Central Issue: Franchise System and Contract Pressure
At issue is the expiration of a 2016 agreement where Nascar provided each team a “charter”. The concept is similar to other major leagues with separately owned franchises, like the NBA’s Hornets or the Carolina Panthers. The agreement was due to end in 2024 when Nascar insisted on charter membership renewals.
Jordan testified for an hour and left the court to pandemonium, with fans and media clamoring for a view or a photo of the sports legend.
Spearheading the Fight
Jordan’s 23XI is at the forefront of the push along with Front Row Motorsports for Nascar to change a operating model Jordan contended is breaking the law to maintain excessive control.
At issue for Jordan and Heather Gibbs, who testified before Jordan, are details from September 2024. Gibbs described a frantic and emotional period where the sanctioning body informed teams they had to sign a charter agreement extension. The document spanned over a hundred pages detailing pay for chartered teams and a guaranteed spot in Nascar-sponsored races.
Choosing Litigation
Jordan explained that his team and its ally decided their only feasible option was to decline to sign that 112-page package and take the issue to court. All other teams signed the agreement.
Jordan and co-owner Denny Hamlin approached Nascar about potential amendments or negotiations. Nascar wasn’t talking, Jordan said.

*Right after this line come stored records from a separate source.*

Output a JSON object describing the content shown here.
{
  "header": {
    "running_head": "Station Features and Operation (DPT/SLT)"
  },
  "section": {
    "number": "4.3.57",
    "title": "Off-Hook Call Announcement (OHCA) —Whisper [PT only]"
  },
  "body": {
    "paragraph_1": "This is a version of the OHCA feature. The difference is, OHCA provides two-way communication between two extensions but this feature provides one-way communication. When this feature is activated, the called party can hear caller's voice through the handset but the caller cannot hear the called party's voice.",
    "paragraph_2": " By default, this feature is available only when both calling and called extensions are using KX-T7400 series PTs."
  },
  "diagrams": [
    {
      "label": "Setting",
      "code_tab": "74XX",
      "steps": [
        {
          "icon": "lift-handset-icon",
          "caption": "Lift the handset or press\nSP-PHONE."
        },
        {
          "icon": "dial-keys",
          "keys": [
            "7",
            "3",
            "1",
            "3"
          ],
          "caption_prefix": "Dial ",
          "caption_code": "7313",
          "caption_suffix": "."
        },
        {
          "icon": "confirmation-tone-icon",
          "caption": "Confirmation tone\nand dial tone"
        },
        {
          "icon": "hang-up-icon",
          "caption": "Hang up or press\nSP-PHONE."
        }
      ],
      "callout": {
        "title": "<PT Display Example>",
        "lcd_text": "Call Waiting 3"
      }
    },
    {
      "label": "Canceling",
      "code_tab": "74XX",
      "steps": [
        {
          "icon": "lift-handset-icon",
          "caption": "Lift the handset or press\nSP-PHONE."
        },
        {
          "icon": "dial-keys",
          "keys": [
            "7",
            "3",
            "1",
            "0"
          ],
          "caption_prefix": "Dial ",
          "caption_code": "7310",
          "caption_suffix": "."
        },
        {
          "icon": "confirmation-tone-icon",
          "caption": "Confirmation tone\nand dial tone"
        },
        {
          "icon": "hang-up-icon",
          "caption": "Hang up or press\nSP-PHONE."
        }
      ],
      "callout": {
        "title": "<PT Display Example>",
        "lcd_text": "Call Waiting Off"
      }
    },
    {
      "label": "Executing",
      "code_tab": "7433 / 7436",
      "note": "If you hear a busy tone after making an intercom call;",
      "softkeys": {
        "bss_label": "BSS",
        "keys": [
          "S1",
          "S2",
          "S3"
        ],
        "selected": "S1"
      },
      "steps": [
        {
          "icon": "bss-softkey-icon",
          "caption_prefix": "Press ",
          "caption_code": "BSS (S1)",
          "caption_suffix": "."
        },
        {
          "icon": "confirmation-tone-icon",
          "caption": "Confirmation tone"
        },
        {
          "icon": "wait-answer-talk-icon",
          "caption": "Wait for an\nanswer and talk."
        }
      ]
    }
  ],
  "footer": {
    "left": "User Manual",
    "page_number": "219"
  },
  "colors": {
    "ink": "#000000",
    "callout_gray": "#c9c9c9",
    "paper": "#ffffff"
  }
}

The Ultimate Motivation: Winning
Ultimately, the pushback against what he saw as a financially unsustainable model was driven by the usual bottom line for Jordan: Winning.
“Denny convinced me getting a third driver improved our chances to win,” he testified, sharing that he bought a third charter late in 2024 for $28 million amid the legal dispute. “So I dove in.”
Account from the Gibbs Family
Gibbs described her push for indefinite franchises, submitted in a written letter to Nascar. She said the timing of the signature deadline was problematic.
She said, Joe Gibbs first attempted to call and talk Nascar out of demanding signatures, but CEO Jim France declined the request.
“Don’t do this to us,” Heather Gibbs said was the message to Nascar’s executives. She said France replied, “Whether I have 20 charters, I have 20. If there are 30, that’s the number.”